ずっと温めてきた恋心が一瞬で砕け散った話
「リカルド!おはよ!」
「おはよう、ルル。今日も髪巻いてきたんだな」
「うん、可愛い?」
「すっごい可愛い」
俺はリカルド・アスター。公爵令息だ。こっちのちっちゃいのは侯爵令嬢のルル・キャンベル。いわゆる幼馴染だ。
俺たちは高位貴族にしては珍しく婚約者はいない。両親が共に恋愛結婚を推奨しているからだ。

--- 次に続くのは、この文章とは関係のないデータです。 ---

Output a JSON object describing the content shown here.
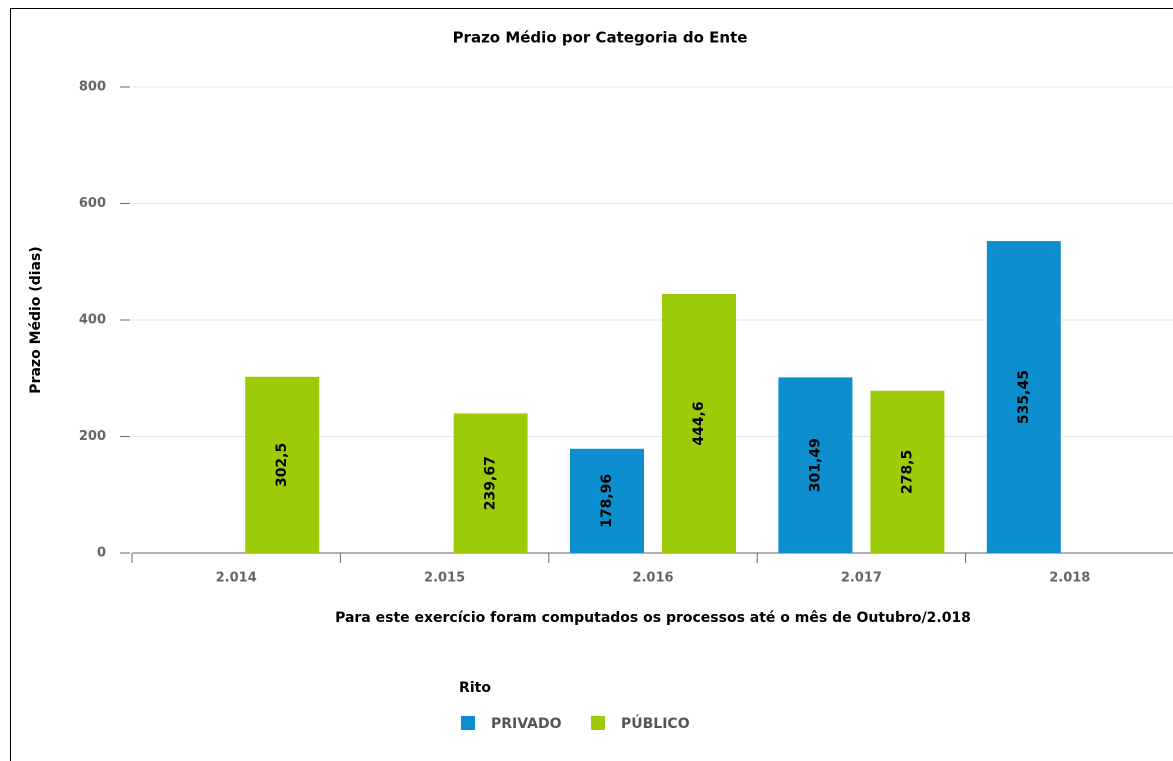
{
  "chart_data": {
    "type": "bar",
    "title": "Prazo Médio por Categoria do Ente",
    "y_axis_title": "Prazo Médio (dias)",
    "x_axis_title": "Para este exercício foram computados os processos até o mês de Outubro/2.018",
    "legend_title": "Rito",
    "categories": [
      "2.014",
      "2.015",
      "2.016",
      "2.017",
      "2.018"
    ],
    "series": [
      {
        "name": "PRIVADO",
        "color": "#0d8ecf",
        "values": [
          null,
          null,
          178.96,
          301.49,
          535.45
        ],
        "value_labels": [
          null,
          null,
          "178,96",
          "301,49",
          "535,45"
        ]
      },
      {
        "name": "PÚBLICO",
        "color": "#9dcb08",
        "values": [
          302.5,
          239.67,
          444.6,
          278.5,
          null
        ],
        "value_labels": [
          "302,5",
          "239,67",
          "444,6",
          "278,5",
          null
        ]
      }
    ],
    "ylim": [
      0,
      800
    ],
    "yticks": [
      0,
      200,
      400,
      600,
      800
    ],
    "grid": true
  }
}
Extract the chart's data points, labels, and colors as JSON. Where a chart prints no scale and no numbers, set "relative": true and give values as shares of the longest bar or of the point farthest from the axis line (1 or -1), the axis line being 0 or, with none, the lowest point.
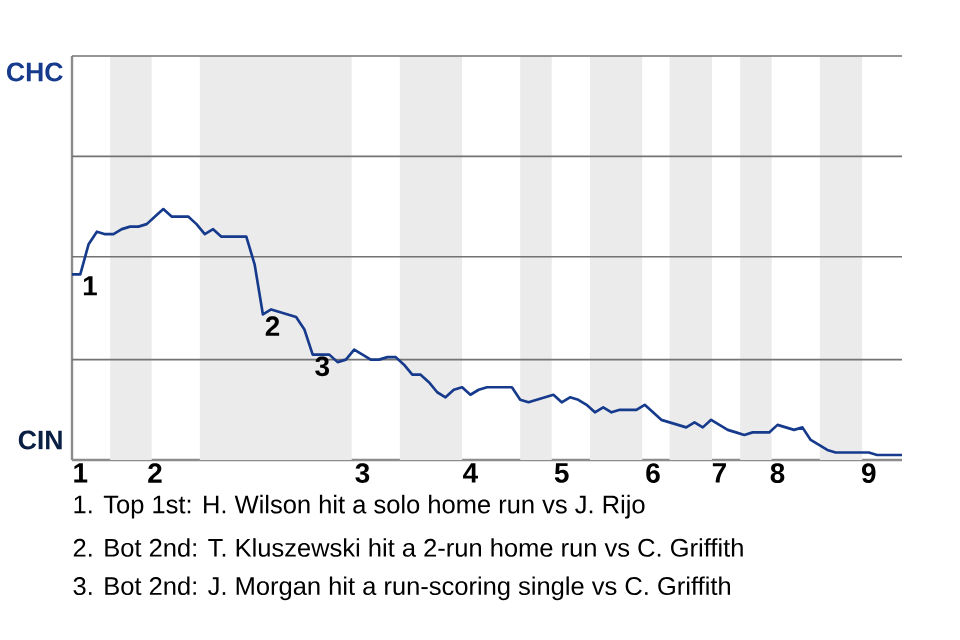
{
  "chart_data": {
    "type": "line",
    "relative": true,
    "marker": "none",
    "line_style": "solid",
    "ref_lines": [
      {
        "axis": "y",
        "value": 0.4,
        "color": "#737373"
      },
      {
        "axis": "y",
        "value": 0.81,
        "color": "#737373"
      },
      {
        "axis": "y",
        "value": 1.21,
        "color": "#737373"
      },
      {
        "axis": "y",
        "value": 1.61,
        "color": "#737373"
      }
    ],
    "categories": [
      null,
      "1",
      null,
      null,
      null,
      null,
      null,
      null,
      null,
      null,
      "2",
      null,
      null,
      null,
      null,
      null,
      null,
      null,
      null,
      null,
      null,
      null,
      null,
      null,
      null,
      null,
      null,
      null,
      null,
      null,
      null,
      null,
      null,
      null,
      null,
      "3",
      null,
      null,
      null,
      null,
      null,
      null,
      null,
      null,
      null,
      null,
      null,
      null,
      "4",
      null,
      null,
      null,
      null,
      null,
      null,
      null,
      null,
      null,
      null,
      "5",
      null,
      null,
      null,
      null,
      null,
      null,
      null,
      null,
      null,
      null,
      "6",
      null,
      null,
      null,
      null,
      null,
      null,
      null,
      "7",
      null,
      null,
      null,
      null,
      null,
      null,
      "8",
      null,
      null,
      null,
      null,
      null,
      null,
      null,
      null,
      null,
      null,
      "9",
      null,
      null,
      null,
      null
    ],
    "series": [
      {
        "color": "#163a8c",
        "values": [
          0.74,
          0.74,
          0.86,
          0.91,
          0.9,
          0.9,
          0.92,
          0.93,
          0.93,
          0.94,
          0.97,
          1.0,
          0.97,
          0.97,
          0.97,
          0.94,
          0.9,
          0.92,
          0.89,
          0.89,
          0.89,
          0.89,
          0.78,
          0.58,
          0.6,
          0.59,
          0.58,
          0.57,
          0.52,
          0.42,
          0.42,
          0.42,
          0.39,
          0.4,
          0.44,
          0.42,
          0.4,
          0.4,
          0.41,
          0.41,
          0.38,
          0.34,
          0.34,
          0.31,
          0.27,
          0.25,
          0.28,
          0.29,
          0.26,
          0.28,
          0.29,
          0.29,
          0.29,
          0.29,
          0.24,
          0.23,
          0.24,
          0.25,
          0.26,
          0.23,
          0.25,
          0.24,
          0.22,
          0.19,
          0.21,
          0.19,
          0.2,
          0.2,
          0.2,
          0.22,
          0.19,
          0.16,
          0.15,
          0.14,
          0.13,
          0.15,
          0.13,
          0.16,
          0.14,
          0.12,
          0.11,
          0.1,
          0.11,
          0.11,
          0.11,
          0.14,
          0.13,
          0.12,
          0.13,
          0.08,
          0.06,
          0.04,
          0.03,
          0.03,
          0.03,
          0.03,
          0.03,
          0.02,
          0.02,
          0.02,
          0.02
        ]
      }
    ],
    "annotations": [
      "CHC",
      "CIN",
      {
        "text": "1",
        "x": "1",
        "y": 0.74
      },
      {
        "text": "2",
        "y": 0.58
      },
      {
        "text": "3",
        "y": 0.42
      },
      "1. Top 1st: H. Wilson hit a solo home run vs J. Rijo",
      "2. Bot 2nd: T. Kluszewski hit a 2-run home run vs C. Griffith",
      "3. Bot 2nd: J. Morgan hit a run-scoring single vs C. Griffith"
    ]
  }
}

けれど、両家の両親とも、俺たちが結婚することを疑っていない。だってルルは俺にべったり甘えてくるし、俺はルルを大切にしているから。俺たちは常にお互いを一番に考えている。お互いがいなければ生きていけないだろう。俺だってそう考えていた。
「リカルド!聞いて聞いて!」
「どうした?良いことでもあったのか?」
「うん、あのね、ダグラス伯爵家のグレイ君から告白されちゃった!きゃー!」
俺は突然爆弾を落とされてびっくりしたけれど、まさか俺を差し置いて他の男と婚約なんてことはないだろうと高を括っていた。
「そっか。よかったな。モテモテだな?」
「うん!それでね、付き合うことになったの!」
「…は?」
目の前が真っ暗になった。意味がわからない。なんで俺がいるのに別の男と?
「いつ両親に紹介しよう?ね、リカルドはどう思う?」
「…どう思うもなにも、ダメだろ、ルル」
「え?」
きょとんとしているルル。いつもなら可愛くて仕方がないが、今は抑えが効かない。
「お前は俺と結婚するってみんな思ってるんだぞ?両親も、友達も、みんなだ」
「え?え、リカルドは大切な幼馴染で…」
「そう。幼馴染で、いつも俺に甘えてきてべったりで。みんなお前は俺のことを好きだって思ってる」
「え?え…」
「俺もルルが好きだ。言葉にはしなかったけど、行動で示してたはずなんだけど」
「…り、リカルド?」
俺はルルを押し倒した。
「…他の男のモノになれないように、既成事実、作ろうな?」
「…や、やだ。リカルド、はなして…」
「大好きだ、愛してる」
「やだ、リカルド!やだ!こんなことしたらもう今までみたいに一緒にいられないよ!」
「大丈夫。グレイの奴との別れ話は俺がしとくから」
「やだやだやだやだやだ!助けて、グレイ君!」
ぱちんと音が響いた。俺がルルの頬を叩いた音だ。
「…他の男の名前を呼ぶなんて、無粋だろ?」
「あ…り、リカルド…」
「痛いのは嫌いだよな?大人しくしてて?」
そうして俺はルルを手に入れた。
ー…
「俺以外の奴と付き合ってみて初めて俺の良さがわかったみたいだって言ったらさ、グレイのやつも納得してくれたよ。よかったな?ルル」
「…」
「そんな顔するなよ。もうすぐ学園も卒業で、その後すぐに結婚するんだぞ?」
「…」
「それが婚約者に向ける顔か?」
「リカルドを返して」
「?」
「優しかったリカルドを返して…」
「お前が他の男に靡いたからこうなったんだぞ?」
「…っ」
「ずっとずっと、大切にしてやるからさ。今の俺も愛してよ、ルル」
ルルの頬を撫でる。ルルはびくりと肩を震わせる。ああ、なんて可愛いんだろう。これからも、ずっとずっと一緒にいような。ルル。